(Bloomberg) -- There’s more trouble ahead for the short-dollar trade.
So says David Riley, chief investment strategist at BlueBay Asset Management LLP, an alternative debt manager with $60 billion. In April, he snapped up euro-dollar currency options to insulate local emerging-market investments from a rally in the greenback that he says may have more life yet.
“There is potential for a bit of a short squeeze and a pain trade in dollars and we want to protect ourselves from that,” Riley said in an interview. “It makes more sense in some of our multi-asset credit portfolios to hedge some of that exposure we have via EM.”
Emerging markets have suffered as resurgent U.S. inflation expectations and Europe’s easing growth momentum fed dollar gains. The Bloomberg Dollar Spot Index has increased 3.1 percent since April 16, though speculative positioning remains notably bearish.
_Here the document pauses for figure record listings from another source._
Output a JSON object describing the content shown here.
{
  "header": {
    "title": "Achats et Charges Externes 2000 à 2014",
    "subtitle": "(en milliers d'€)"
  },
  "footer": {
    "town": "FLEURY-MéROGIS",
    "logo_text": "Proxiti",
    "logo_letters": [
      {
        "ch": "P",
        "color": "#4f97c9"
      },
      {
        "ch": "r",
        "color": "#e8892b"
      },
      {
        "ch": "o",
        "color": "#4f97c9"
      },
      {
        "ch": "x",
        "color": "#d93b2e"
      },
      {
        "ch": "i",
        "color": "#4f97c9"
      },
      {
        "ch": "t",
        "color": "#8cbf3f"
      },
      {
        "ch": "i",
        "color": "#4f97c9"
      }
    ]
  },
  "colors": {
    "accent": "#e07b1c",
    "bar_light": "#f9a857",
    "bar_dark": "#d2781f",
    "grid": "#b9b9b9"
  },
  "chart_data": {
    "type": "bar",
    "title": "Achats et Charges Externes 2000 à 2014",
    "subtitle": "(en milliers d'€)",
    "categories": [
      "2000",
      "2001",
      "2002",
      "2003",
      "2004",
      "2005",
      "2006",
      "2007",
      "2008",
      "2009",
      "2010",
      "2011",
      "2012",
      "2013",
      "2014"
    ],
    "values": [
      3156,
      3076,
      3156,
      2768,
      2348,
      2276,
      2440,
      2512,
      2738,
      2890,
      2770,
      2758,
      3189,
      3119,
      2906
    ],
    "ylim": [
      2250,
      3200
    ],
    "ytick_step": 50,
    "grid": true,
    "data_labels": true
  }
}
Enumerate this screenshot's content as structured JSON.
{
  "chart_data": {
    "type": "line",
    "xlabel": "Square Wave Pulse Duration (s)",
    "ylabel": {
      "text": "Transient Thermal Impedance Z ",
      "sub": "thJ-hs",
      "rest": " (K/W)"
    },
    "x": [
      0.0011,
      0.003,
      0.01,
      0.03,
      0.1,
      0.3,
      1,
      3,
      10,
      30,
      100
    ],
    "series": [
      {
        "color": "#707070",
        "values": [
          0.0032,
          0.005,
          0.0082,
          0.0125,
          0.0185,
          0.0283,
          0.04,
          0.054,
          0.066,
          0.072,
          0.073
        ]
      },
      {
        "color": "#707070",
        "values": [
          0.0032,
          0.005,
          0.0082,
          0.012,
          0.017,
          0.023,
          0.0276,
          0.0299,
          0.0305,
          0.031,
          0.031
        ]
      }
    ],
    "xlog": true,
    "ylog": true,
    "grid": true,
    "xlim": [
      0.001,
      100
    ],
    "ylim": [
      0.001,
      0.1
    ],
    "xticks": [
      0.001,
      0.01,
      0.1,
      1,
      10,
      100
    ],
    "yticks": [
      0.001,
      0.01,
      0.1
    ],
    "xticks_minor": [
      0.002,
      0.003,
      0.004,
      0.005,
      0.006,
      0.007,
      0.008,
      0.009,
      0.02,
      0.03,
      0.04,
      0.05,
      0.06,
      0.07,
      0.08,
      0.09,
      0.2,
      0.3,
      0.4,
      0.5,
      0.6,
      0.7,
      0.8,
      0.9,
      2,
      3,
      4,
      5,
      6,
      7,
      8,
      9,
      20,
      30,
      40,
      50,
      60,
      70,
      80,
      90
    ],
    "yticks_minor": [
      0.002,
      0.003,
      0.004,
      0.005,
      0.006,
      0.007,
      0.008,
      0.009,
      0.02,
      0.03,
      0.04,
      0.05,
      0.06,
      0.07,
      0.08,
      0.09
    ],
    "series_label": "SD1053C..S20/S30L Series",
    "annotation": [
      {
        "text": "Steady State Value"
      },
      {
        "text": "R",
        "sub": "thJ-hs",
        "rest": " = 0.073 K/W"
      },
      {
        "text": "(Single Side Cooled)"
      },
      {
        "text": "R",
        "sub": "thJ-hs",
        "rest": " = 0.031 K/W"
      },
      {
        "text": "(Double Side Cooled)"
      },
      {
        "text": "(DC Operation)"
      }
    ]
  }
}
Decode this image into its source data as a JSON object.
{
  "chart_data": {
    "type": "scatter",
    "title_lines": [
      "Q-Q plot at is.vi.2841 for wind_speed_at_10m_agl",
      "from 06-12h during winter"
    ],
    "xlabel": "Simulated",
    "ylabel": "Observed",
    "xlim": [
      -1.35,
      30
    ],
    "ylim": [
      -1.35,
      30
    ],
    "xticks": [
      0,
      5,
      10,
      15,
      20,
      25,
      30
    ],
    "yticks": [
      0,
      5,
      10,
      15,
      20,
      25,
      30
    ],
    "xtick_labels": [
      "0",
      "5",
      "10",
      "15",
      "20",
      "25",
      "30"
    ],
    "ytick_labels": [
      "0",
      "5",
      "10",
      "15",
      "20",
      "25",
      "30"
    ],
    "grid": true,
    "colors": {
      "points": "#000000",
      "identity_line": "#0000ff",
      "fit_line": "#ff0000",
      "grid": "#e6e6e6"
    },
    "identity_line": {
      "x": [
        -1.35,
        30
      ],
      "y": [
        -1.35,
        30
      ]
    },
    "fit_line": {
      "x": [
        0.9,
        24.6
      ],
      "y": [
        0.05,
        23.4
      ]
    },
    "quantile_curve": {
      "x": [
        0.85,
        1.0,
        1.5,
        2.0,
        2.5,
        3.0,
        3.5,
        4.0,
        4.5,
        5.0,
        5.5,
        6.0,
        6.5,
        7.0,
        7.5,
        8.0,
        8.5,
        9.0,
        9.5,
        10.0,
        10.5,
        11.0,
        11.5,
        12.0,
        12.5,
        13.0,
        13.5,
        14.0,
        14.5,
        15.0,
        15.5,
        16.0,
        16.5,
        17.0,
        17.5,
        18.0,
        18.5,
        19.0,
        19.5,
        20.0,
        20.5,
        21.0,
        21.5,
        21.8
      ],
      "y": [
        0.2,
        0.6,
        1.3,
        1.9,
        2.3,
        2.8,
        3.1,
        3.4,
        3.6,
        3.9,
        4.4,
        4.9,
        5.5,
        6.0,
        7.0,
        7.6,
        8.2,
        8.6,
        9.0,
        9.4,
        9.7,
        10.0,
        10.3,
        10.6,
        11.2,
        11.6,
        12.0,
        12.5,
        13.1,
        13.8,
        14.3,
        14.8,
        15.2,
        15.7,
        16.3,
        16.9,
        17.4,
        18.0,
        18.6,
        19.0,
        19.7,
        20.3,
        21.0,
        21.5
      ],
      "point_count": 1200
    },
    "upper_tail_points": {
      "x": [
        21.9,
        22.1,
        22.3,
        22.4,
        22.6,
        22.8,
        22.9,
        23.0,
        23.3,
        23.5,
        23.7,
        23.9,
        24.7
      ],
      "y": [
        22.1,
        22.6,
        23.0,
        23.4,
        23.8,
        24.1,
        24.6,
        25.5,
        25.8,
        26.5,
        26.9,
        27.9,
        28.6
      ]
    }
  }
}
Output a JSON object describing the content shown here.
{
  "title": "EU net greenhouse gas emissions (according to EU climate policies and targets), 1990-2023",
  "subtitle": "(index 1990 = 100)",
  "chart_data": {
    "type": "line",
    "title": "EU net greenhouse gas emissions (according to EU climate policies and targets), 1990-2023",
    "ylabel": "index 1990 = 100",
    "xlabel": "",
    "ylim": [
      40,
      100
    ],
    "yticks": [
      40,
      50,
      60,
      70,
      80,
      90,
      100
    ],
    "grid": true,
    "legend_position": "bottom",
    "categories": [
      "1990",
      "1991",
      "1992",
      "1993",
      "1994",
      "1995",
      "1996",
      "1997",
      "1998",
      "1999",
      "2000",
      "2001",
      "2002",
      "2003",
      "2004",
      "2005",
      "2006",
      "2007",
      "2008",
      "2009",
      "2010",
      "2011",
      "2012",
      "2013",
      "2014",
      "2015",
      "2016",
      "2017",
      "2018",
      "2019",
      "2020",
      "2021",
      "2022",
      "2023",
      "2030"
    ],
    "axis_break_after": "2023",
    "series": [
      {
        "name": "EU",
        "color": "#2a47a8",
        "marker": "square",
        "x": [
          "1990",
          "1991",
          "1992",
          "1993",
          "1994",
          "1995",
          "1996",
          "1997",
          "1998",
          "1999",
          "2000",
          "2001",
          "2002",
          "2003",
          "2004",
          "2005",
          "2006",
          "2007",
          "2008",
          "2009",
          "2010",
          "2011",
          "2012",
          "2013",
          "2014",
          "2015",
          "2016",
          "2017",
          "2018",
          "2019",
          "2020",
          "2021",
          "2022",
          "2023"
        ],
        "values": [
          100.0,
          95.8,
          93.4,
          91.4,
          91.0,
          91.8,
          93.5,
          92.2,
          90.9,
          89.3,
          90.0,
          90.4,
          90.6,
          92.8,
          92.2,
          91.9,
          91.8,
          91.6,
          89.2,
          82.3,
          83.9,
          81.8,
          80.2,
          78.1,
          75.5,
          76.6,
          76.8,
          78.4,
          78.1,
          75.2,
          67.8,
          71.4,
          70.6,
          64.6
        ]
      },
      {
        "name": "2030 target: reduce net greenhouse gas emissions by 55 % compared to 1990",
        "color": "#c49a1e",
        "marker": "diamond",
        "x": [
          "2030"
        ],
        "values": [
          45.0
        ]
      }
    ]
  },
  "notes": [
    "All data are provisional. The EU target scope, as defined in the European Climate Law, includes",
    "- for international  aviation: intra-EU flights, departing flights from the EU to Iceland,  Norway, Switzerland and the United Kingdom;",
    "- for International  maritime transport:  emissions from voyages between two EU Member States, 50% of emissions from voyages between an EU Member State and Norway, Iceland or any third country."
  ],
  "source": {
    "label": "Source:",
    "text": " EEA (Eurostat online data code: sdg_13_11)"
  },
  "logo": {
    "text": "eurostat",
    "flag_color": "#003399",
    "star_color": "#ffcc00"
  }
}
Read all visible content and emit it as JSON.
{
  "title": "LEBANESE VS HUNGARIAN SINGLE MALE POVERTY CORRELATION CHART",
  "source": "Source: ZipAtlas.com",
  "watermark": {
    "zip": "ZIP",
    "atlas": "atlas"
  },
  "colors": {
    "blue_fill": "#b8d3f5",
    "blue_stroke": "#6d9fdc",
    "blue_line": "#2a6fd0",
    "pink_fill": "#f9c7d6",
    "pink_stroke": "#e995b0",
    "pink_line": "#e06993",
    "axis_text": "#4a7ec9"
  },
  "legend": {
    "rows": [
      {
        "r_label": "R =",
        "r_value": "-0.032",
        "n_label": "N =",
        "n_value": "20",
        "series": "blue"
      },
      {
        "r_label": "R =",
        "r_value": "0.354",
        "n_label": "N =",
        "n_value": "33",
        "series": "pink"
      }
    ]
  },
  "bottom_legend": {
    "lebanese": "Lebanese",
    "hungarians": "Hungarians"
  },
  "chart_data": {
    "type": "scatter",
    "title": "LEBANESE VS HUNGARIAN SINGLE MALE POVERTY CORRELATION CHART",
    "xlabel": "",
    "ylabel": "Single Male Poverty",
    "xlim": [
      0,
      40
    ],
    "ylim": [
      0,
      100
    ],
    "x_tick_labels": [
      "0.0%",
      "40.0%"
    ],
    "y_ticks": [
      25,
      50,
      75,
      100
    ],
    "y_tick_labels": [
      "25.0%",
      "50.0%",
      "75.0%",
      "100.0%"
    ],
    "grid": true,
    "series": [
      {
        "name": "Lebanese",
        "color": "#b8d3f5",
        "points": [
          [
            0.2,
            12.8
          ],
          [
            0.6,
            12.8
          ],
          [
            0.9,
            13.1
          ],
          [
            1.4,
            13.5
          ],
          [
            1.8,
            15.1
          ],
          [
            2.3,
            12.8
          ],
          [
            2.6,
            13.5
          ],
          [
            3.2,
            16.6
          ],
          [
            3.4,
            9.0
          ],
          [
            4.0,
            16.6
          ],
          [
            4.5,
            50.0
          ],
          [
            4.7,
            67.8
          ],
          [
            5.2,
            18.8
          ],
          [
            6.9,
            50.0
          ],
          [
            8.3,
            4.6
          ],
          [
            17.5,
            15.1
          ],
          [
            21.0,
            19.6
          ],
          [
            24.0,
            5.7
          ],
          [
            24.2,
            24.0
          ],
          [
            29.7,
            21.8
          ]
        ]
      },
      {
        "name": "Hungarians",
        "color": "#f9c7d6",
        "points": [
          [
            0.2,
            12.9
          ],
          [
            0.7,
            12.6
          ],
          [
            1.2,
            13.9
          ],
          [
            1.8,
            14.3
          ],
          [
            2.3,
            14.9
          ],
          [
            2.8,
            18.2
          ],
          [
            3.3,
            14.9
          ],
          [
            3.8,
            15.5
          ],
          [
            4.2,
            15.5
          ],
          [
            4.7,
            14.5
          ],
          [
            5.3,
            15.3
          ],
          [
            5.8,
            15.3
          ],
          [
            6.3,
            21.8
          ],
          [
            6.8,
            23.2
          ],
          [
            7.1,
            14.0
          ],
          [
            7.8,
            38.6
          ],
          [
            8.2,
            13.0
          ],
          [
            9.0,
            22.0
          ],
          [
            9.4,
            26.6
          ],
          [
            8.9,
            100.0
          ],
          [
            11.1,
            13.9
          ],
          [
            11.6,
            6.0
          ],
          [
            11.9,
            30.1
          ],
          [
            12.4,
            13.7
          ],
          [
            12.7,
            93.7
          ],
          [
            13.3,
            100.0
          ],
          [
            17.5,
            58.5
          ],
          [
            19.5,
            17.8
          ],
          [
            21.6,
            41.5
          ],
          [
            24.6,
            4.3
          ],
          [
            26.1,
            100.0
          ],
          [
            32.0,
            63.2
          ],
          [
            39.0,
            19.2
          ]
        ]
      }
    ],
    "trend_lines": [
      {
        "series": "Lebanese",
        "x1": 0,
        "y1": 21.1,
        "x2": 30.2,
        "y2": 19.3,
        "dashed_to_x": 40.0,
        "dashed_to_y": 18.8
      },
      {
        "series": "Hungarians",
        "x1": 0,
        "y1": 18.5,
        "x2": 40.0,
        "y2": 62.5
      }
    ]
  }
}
Investors who gobbled up developing-economy assets this year often did so unhedged, effectively banking on continued dollar weakness. Carry-trade returns from eight emerging markets, funded by short positions in the U.S. currency, turned negative for the year last week, according to one Bloomberg index.
Still, there’s some solace for emerging markets. The London-based investor sees the Treasury selloff stalling, for now, with the 10-year yield retreating from 3 percent notched last week. In April, Riley exited a short position on U.S. interest-rate futures established in October and turned neutral -- in discord with record bets against 10-year Treasury contracts. Subdued trend inflation and a Federal Reserve lacking hawkish zeal should support bond prices, according to Riley.
“We don’t think we’re going to get those signals until the June meeting,” he said. “At the moment, it pays to be on the sidelines even though we think over the next two years Treasury yields will move higher.”